Giulia mi chiesi se ce l'avessi duro. Annuii ancora.
“Rispondimi”.
“Sì, padrona”.
Il mio cazzo stava per esplodere ma non avevo osato tirarlo fuori senza il suo permesso. Mi guardò compiaciuta.
“Bravo, aspetta ancora”.
La cagna continuava a massaggiarle il culo, con lenti movimenti di lingua e dita, mentre Giulia continuava a guardarmi soddisfatta del mio essere un bravo schiavo.
"Brava", le disse ad un certo punto, alzandosi in piedi e sganciandole la catena dal naso. La ragazza rimaneva in ginocchio ai suoi piedi. Giulia cominciò allora ad accarezzarle la faccia con le sue deliziose estremità, mentre la schiavetta provava ancora a raggiungerle con la sua lingua.
Poi cominciò a passarle il piede sul seno e li notai quando anche il suo fosse grosso e polposo.
"Tu", mi disse, "toglile la camicia".
Mi avvicinai alle due, slacciando i bottoni di quella camicetta succinta. Sotto non portava il reggiseno e potevo ben vedere i capezzoli duri della cagnetta. Dopo averle tolto la camicetta, la mia padrona mi intimò di tornare al mio posto, mentre lei continuava ad accarezzare quelle grosse mammelle con il suo piedino.
La cagna gemeva, compiaciuta dalle attenzioni della sua padrona, alla quale stava ora stringendo il piede tra i due seni, baciandone e leccandone la punta.
La padrona mi chiamò ancora, chiedendomi di sfilare la gonna alla schiavetta e, poi, di tornare nuovamente al mio posto.
La cagna era ora stesa supina, a terra, con addosso le sole mutandine.

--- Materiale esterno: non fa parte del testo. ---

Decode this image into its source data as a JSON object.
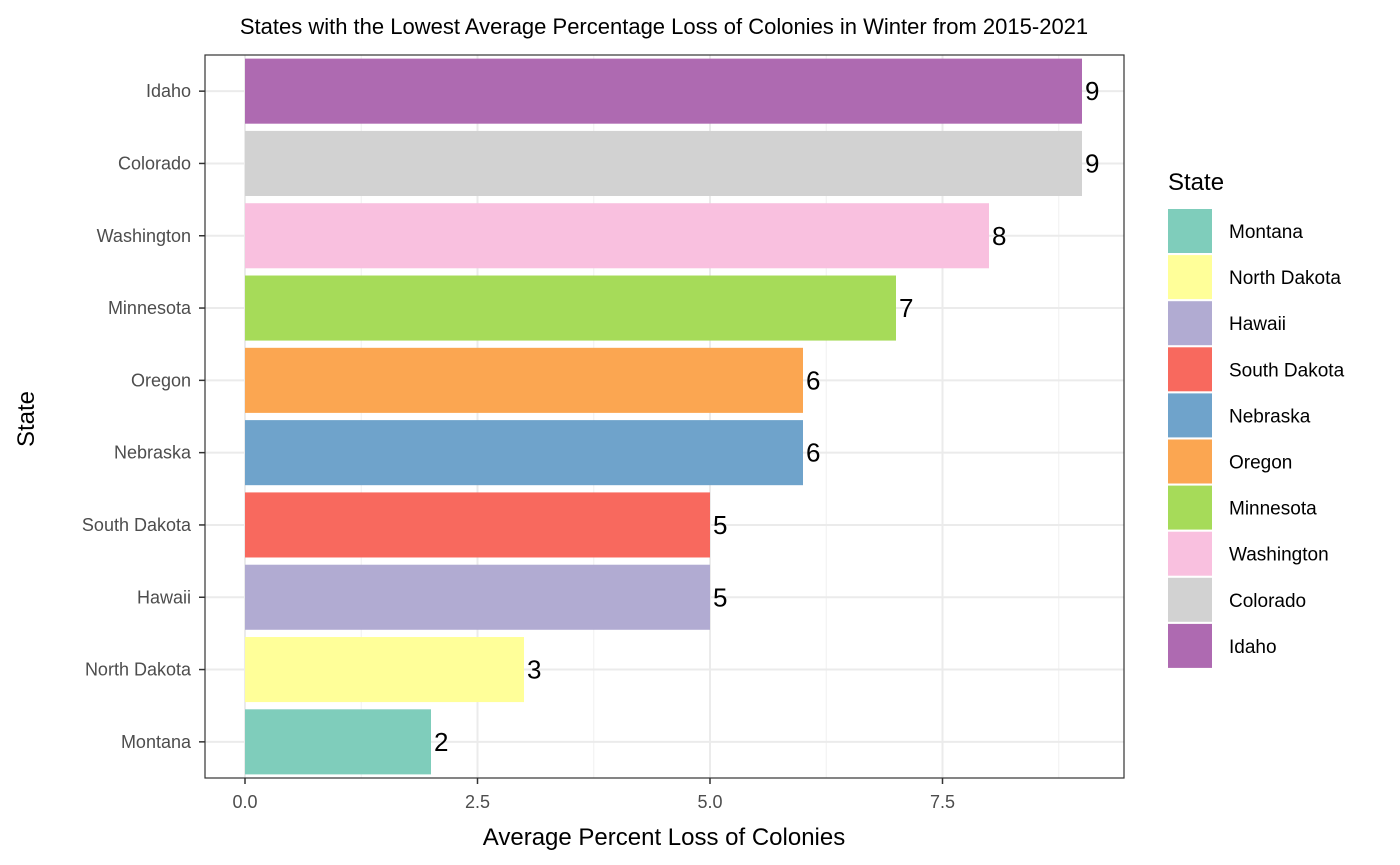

Il piedino di Giulia tornò ad occuparsi minuziosamente delle sue belle tette, accarezzandone accortamente i capezzoli, per poi scendere delicatamente lungo la pancia della schiavetta. Poi, piano piano, le infilò le dita dei piedi negli slip, senza tuttavia scendere fino alla fighetta della cagna, che stava già grondando di umori. Le ditina della dea si erano infatti soffermate sul monte di Venere della moretta, sul quale premevano con forza.
Mi fece cenno di avvicinarmi per la terza volta, sussurandomi poche parole all’orecchio. Fui lieto di tirarle giù i collant. Godevo nel vederglieli scivolare lungo le natiche, le cosce, i piedi. Avrei voluto afferrarla e fotterla lì, senza ritegno. Ma non potevo… ero il suo schiavo e dovevo stare alle sue regole.
“Dammeli”, disse lei quando mi rialzai, riprendendo a giocare con un piede nelle mutandine della sua cagnetta e afferandomi il pacco da sopra i pantaloni. Le porsi le calze e me le strofinò in faccia, mentre mi stringeva sempre più forte i genitali, con mano sapiente. Dopo avermi inebriato ancora del suo odore e del suo sapore, appallottolò i collant e me li infilò nei pantaloni, allontanandomi ancora.
Si sedette allora sulla faccia della schiava, che cominciò a leccarle la figa con forza. Guardavo con invidia quella lingua insinuarsi tra le grandi labbra di Giulia, quella bocca succhiarne il clitoride, facendo godere la mia dea fino a farla venire.
Rialzatasi soddisfatta, mi chiamò accanto a se per l’ultima volta. Mi prese di nuovo per le palle e mi disse: “ora fotti la mia nuova schiava”.